1. Lowering the fitness value of complex functions

A rather obvious idea is to punish complexity by giving a lower fitness value to more complex functions. For instance, one might measure the number of nodes or the maximum depth in an evolved GP decision tree and divide something like the expected value by this measure. A higher number of nodes or a larger tree depth naturally leads to a lower fitness value. As demonstrated in my last article, if the nominator and the denominator are very different from each other, then changes in one might dominate changes in the other. This must be paid respect to. One might question whether measuring tree depth or tree size actually is appropriate when it comes to the complexity of a trading strategy, but can be difficult to come up with a better idea. Unfortunately, both measures require a full traversal of the GP tree which significantly slows down the evolutionary process.
The real disadvantage though is that from my experience this parsimony pressure technique does not perform too well. Often I experienced that despite my attempts nevertheless code bloat was observed. In contrast, using the next type of parsimony pressure techniques gave me much better results.

2. Preventing complex offspring to be bred

Another approach to parsimony pressure is to mechanically prevent the creation of offspring beyond a maximum number of allowed nodes. Typically, if a child is created where the number of nodes (or maybe the maximum node depth) exceeds an allowed maximum, then this individual is rejected and another one is created. ECJ, to give an example, lets you specify the number of attempts to be taken. Here, complexity is not punished by assigning it a lower fitness value (although this could be implemented additionally). Instead, the means used are "mechanical", it is simply not possible to create offspring exceeding beyond a certain node size. The exact details of this approach are beyond this article's intended scope and I really recommend taking a closer look to an implementation like ECJ. This approach worked pretty well for me, and I believe it to be superior in terms of result to the first one.

Overfitting beyond code bloat

There is yet another problem.
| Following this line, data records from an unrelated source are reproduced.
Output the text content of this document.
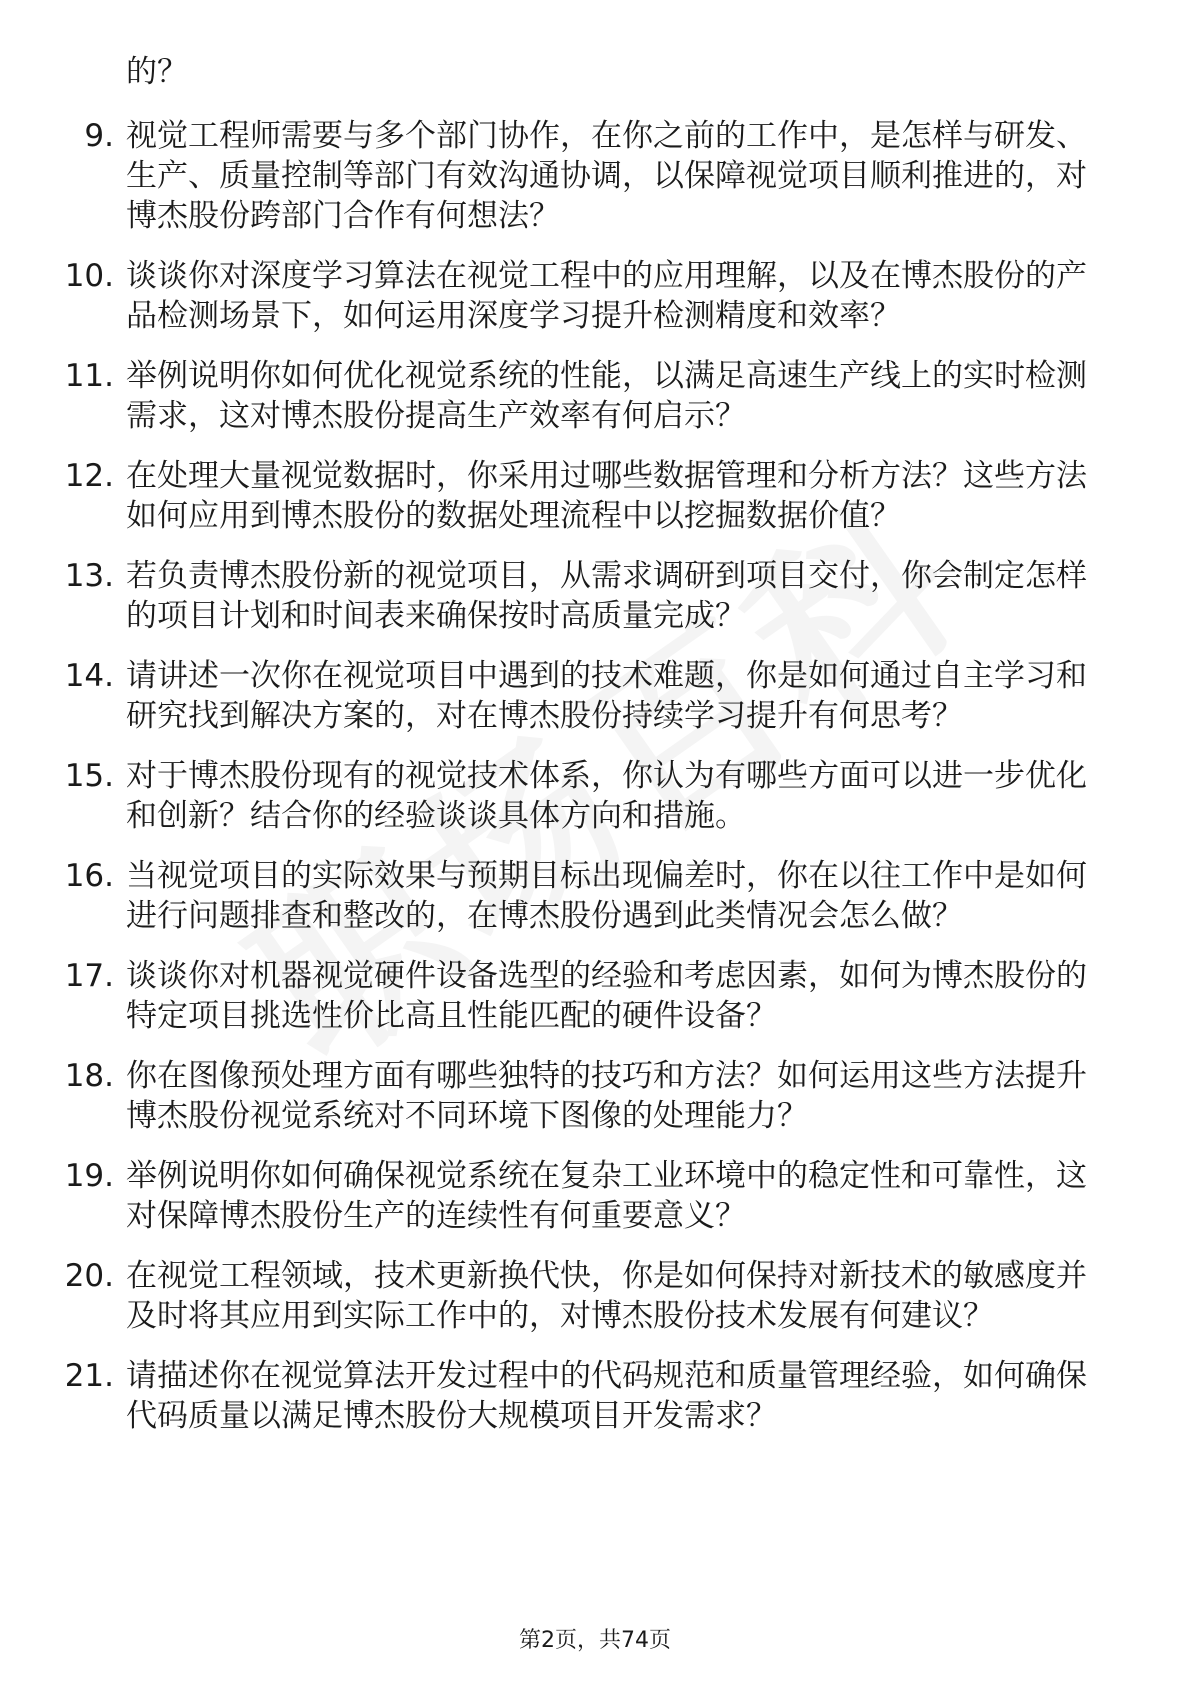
的？
9. 视觉工程师需要与多个部门协作，在你之前的工作中，是怎样与研发、生产、质量控制等部门有效沟通协调，以保障视觉项目顺利推进的，对博杰股份跨部门合作有何想法？
10. 谈谈你对深度学习算法在视觉工程中的应用理解，以及在博杰股份的产品检测场景下，如何运用深度学习提升检测精度和效率？
11. 举例说明你如何优化视觉系统的性能，以满足高速生产线上的实时检测需求，这对博杰股份提高生产效率有何启示？
12. 在处理大量视觉数据时，你采用过哪些数据管理和分析方法？这些方法如何应用到博杰股份的数据处理流程中以挖掘数据价值？
13. 若负责博杰股份新的视觉项目，从需求调研到项目交付，你会制定怎样的项目计划和时间表来确保按时高质量完成？
14. 请讲述一次你在视觉项目中遇到的技术难题，你是如何通过自主学习和研究找到解决方案的，对在博杰股份持续学习提升有何思考？
15. 对于博杰股份现有的视觉技术体系，你认为有哪些方面可以进一步优化和创新？结合你的经验谈谈具体方向和措施。
16. 当视觉项目的实际效果与预期目标出现偏差时，你在以往工作中是如何进行问题排查和整改的，在博杰股份遇到此类情况会怎么做？
17. 谈谈你对机器视觉硬件设备选型的经验和考虑因素，如何为博杰股份的特定项目挑选性价比高且性能匹配的硬件设备？
18. 你在图像预处理方面有哪些独特的技巧和方法？如何运用这些方法提升博杰股份视觉系统对不同环境下图像的处理能力？
19. 举例说明你如何确保视觉系统在复杂工业环境中的稳定性和可靠性，这对保障博杰股份生产的连续性有何重要意义？
20. 在视觉工程领域，技术更新换代快，你是如何保持对新技术的敏感度并及时将其应用到实际工作中的，对博杰股份技术发展有何建议？
21. 请描述你在视觉算法开发过程中的代码规范和质量管理经验，如何确保代码质量以满足博杰股份大规模项目开发需求？
第2页，共74页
Even if we manage to control code bloat, another form of overfitting often arises, if we want to call it overfitting at all. Assuming that we already control code bloat, it happens still quite often that GP is able to evolve a trading strategy that looks quite promising on historical in-sample data but that simply falls short on out-of-sample data. That does not necessarily mean that the evolved strategy itself suffers of code bloat and is highly complex. On the contrary, it might even be a quite simple one. The overfitting we observe is of a different kind. Apparently, the function (trading strategy) evolved for the past data simply is not of use for out-of-sample data. However, as this is not the effect of code bloat, the only conclusion we are left with is that apparently what has worked in the in-sample period does not work in the out-of-sample period. This is a frustrating situation for which I have no solution. Running predictability tests might give a clue whether the markets are supposedly predictable or not, but still this is no guarantee. Markets do change, and it is a common phenomenon that trading strategies that worked in the past do no longer work today. Maybe at some point in the future they will start to work again. In such a situation it is the best to just accept the state of affairs and continue to another promising market.